To see what other options, let us make up a new word. Say that an action is done _agentively_ iff it is evaluable using, as Ryle puts it on page 25, concepts from “that family of concepts ordinarily summarised ‘intelligence'”. These include ‘clever’, ‘sensible’, ‘prudent’, ‘witty’, ‘judicious’, ‘silly’, ‘careless’, ‘rash’, ‘uninventive’, ‘slow’ and many more. (You might suspect that an action is agentive iff it is intentional, but I doubt it. At times only a dull person would pause to act intentionally rather than habitually.) Now I think you can make a case for each of the following premises.

bq. Premise 1a: If one Fs agentively, one employs knowledge-how to F.
Premise 2a: If one employs knowledge that p, one contemplates the proposition that p, and this act of contemplation is agentive.

There is some textual evidence that Ryle intended Premise 2a. Indeed, the following passage not only supports that interpretation but supports the premise.

bq. But what makes him consider the one maxim which is appropriate rather than any of the thousands that are not?

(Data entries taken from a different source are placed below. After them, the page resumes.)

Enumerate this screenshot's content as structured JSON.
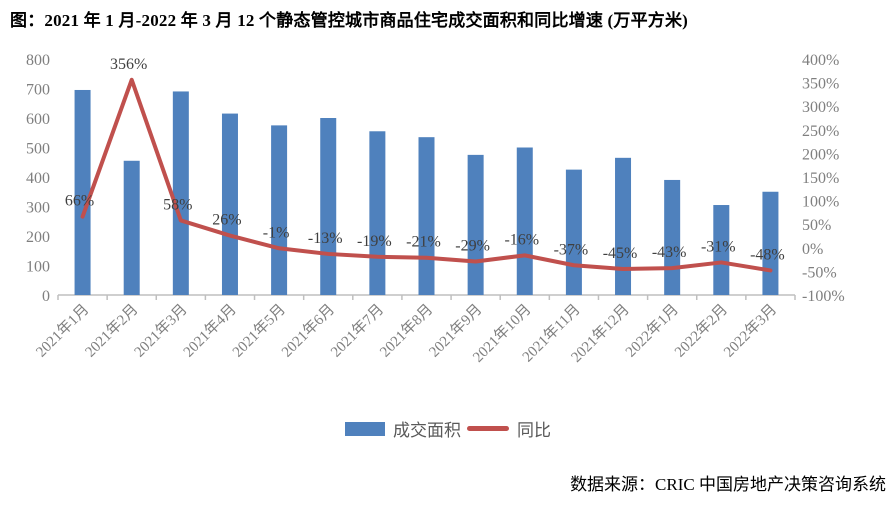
{
  "title": "图：2021 年 1 月-2022 年 3 月 12 个静态管控城市商品住宅成交面积和同比增速 (万平方米)",
  "source": "数据来源：CRIC 中国房地产决策咨询系统",
  "colors": {
    "bar": "#4F81BD",
    "line": "#C0504D",
    "axis_text": "#7F7F7F",
    "data_label": "#3F3F3F",
    "axis_line": "#BFBFBF"
  },
  "chart_data": {
    "type": "combo-bar-line",
    "categories": [
      "2021年1月",
      "2021年2月",
      "2021年3月",
      "2021年4月",
      "2021年5月",
      "2021年6月",
      "2021年7月",
      "2021年8月",
      "2021年9月",
      "2021年10月",
      "2021年11月",
      "2021年12月",
      "2022年1月",
      "2022年2月",
      "2022年3月"
    ],
    "series": [
      {
        "name": "成交面积",
        "type": "bar",
        "axis": "left",
        "values": [
          695,
          455,
          690,
          615,
          575,
          600,
          555,
          535,
          475,
          500,
          425,
          465,
          390,
          305,
          350
        ]
      },
      {
        "name": "同比",
        "type": "line",
        "axis": "right",
        "values": [
          66,
          356,
          58,
          26,
          -1,
          -13,
          -19,
          -21,
          -29,
          -16,
          -37,
          -45,
          -43,
          -31,
          -48
        ],
        "point_labels": [
          "66%",
          "356%",
          "58%",
          "26%",
          "-1%",
          "-13%",
          "-19%",
          "-21%",
          "-29%",
          "-16%",
          "-37%",
          "-45%",
          "-43%",
          "-31%",
          "-48%"
        ]
      }
    ],
    "left_axis": {
      "min": 0,
      "max": 800,
      "ticks": [
        "0",
        "100",
        "200",
        "300",
        "400",
        "500",
        "600",
        "700",
        "800"
      ]
    },
    "right_axis": {
      "min": -100,
      "max": 400,
      "ticks": [
        "-100%",
        "-50%",
        "0%",
        "50%",
        "100%",
        "150%",
        "200%",
        "250%",
        "300%",
        "350%",
        "400%"
      ]
    },
    "legend_position": "bottom",
    "grid": false,
    "x_label_rotation": -45
  }
}
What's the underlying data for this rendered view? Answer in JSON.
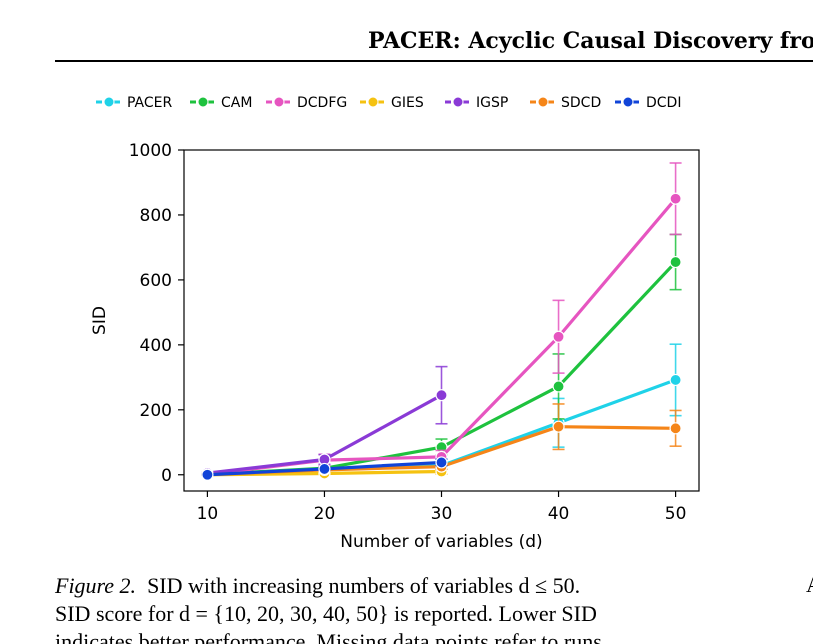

Why does the hero not find himself calling to mind a cooking-recipe, or a rule of Formal Logic? Perhaps he does, but then his intellectual process is silly and not sensible. Intelligently reflecting how to act is, among other things, considering what is pertinent and disregarding what is inappropriate. (31)

Is Premise 1a true? I don’t think the examples that Jason and Tim raise tell against it. But while it seems plausible, it is far from clear how to argue for it. That’s why I don’t want to _endorse_ Ryle’s regress argument.

More generally, there is a worry to Jason and Tim’s strategy here. Premise 1 is too strong as it stands, so it must be weakened. For Ryle’s purposes, we have to strengthen Premise 2 in a way so that together with Premise 1 (as modified) it generates a regress. Now Jason and Tim show quite convincingly, I think, that weakening Premise 1 so it only applies to intentional actions will be no good. But there may be other weakenings that work. I’ve suggested one, and I don’t know of any argument that there are no others that could work. So the spectre of the Rylean regress still hangs over any attempt to rehabilitate intellectualism.